Intact mouse liver mitochondria equivalent of 40 μg protein were incubated at 37°C in 100 μl CFS buffer for 20 min with various reagents as indicated in the figure legends. The supernatants were separated from the mitochondria by centrifugation at 20 000×g for 10 min at 4°C. One fifth of the supernatant was subjected to 15% and 12.5% SDS–PAGE followed by Western blotting with anti-cytochrome c antibody (clone 7H8.2C12, Pharmingen, CA, USA) or an antibody raised against Omi, respectively. Blots were visualized with the chemiluminescence NEN Renaissance method (Du Pont, Wilmington, DE, USA) after incubation of membranes with secondary antibody coupled to horseradish peroxidase (Amersham Pharmacia Biotech, Rainham, UK).

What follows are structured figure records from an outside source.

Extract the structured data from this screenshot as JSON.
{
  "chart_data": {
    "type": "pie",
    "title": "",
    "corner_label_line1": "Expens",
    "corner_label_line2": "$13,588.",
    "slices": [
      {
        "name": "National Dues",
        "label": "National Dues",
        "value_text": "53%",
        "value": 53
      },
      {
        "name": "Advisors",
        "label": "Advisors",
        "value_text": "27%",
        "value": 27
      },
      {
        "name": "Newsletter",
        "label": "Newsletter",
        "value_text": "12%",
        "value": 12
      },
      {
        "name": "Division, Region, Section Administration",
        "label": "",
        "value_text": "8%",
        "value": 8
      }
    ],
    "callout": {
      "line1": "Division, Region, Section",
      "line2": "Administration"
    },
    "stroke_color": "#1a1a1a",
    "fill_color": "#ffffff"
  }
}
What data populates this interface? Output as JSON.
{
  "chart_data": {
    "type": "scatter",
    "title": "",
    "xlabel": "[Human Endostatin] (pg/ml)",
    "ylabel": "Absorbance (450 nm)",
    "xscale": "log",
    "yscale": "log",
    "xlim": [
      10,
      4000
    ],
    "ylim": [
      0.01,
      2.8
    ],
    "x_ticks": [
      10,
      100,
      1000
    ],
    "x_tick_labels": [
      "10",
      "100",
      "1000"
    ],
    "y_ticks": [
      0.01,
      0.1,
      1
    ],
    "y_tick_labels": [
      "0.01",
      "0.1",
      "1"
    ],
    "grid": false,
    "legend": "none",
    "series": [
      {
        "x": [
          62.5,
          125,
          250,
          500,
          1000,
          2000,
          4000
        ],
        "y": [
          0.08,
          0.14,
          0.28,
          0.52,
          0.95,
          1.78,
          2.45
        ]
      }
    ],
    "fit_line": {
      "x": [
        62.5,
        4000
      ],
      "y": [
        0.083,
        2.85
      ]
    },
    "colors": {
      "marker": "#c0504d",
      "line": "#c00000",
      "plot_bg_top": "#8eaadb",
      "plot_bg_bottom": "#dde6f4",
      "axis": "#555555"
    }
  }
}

Immunodepletion and coprecipitation experiments

For immunodepletion of tBid, L929sAhFas digitonin lysates were precleared 3 times by incubation for 5 min with 20% protein G beads (Amersham Pharmacia Biotech, Rainham, UK) and incubated with anti-Bid antibody (10 μg5×106 cells) (R&D Systems Inc., Minneapolis, MN, USA) for 1.5 h at 4°C. The antibody complexes were captured with protein G beads (20% slurry) for 30 min at 4°C and removed by centrifugation. The resulting Bid-depleted supernatant was used in the reconstitution experiment with purified liver mitochondria. For immunodepletion of Omi from tBid-induced mitochondrial supernatant a comparable procedure was followed using Tris-Acryl protein A beads (Pierce, Rockford, IL, USA). Pull-down experiments of Omi, control and tBid-induced mitochondrial supernatants were incubated with bacterial sonicate containing 10 μg MBP and MBP–XIAP in CFS buffer for 1.5 h at 4°C. MBP-interacting proteins were pulled down by amylose resin (New England Biolabs, Beverly, MA, USA), beads were isolated by centrifugation, washed three times in CFS buffer and boiled in laemli buffer. After centrifugation, the supernatant was separated on 12.5% SDS–PAGE followed by immunoblotting with anti-Omi antibody.

DEVD-amc cleavage assay

L929sAhFas cytosol, MBP–XIAP and tBid-induced mitochondrial supernatant were coincubated with 50 μM acetyl-Asp-Glu-Val-Asp-aminomethylcoumarin (Ac-DEVD-amc) (Peptide Institute Inc., Osaka, Japan) in 150 μl CFS buffer. The release of fluorescent 7-amino-4-methylcoumarin was measured for 50 min at 2-min intervals by fluorospectrometry at 360 nm excitation and 480 nm emission wavelength and the maximal rate of increase in fluorescence was calculated (Δfluorescence/min) (Cytofluor, PerSeptive Biosystems, Cambridge, MA, USA).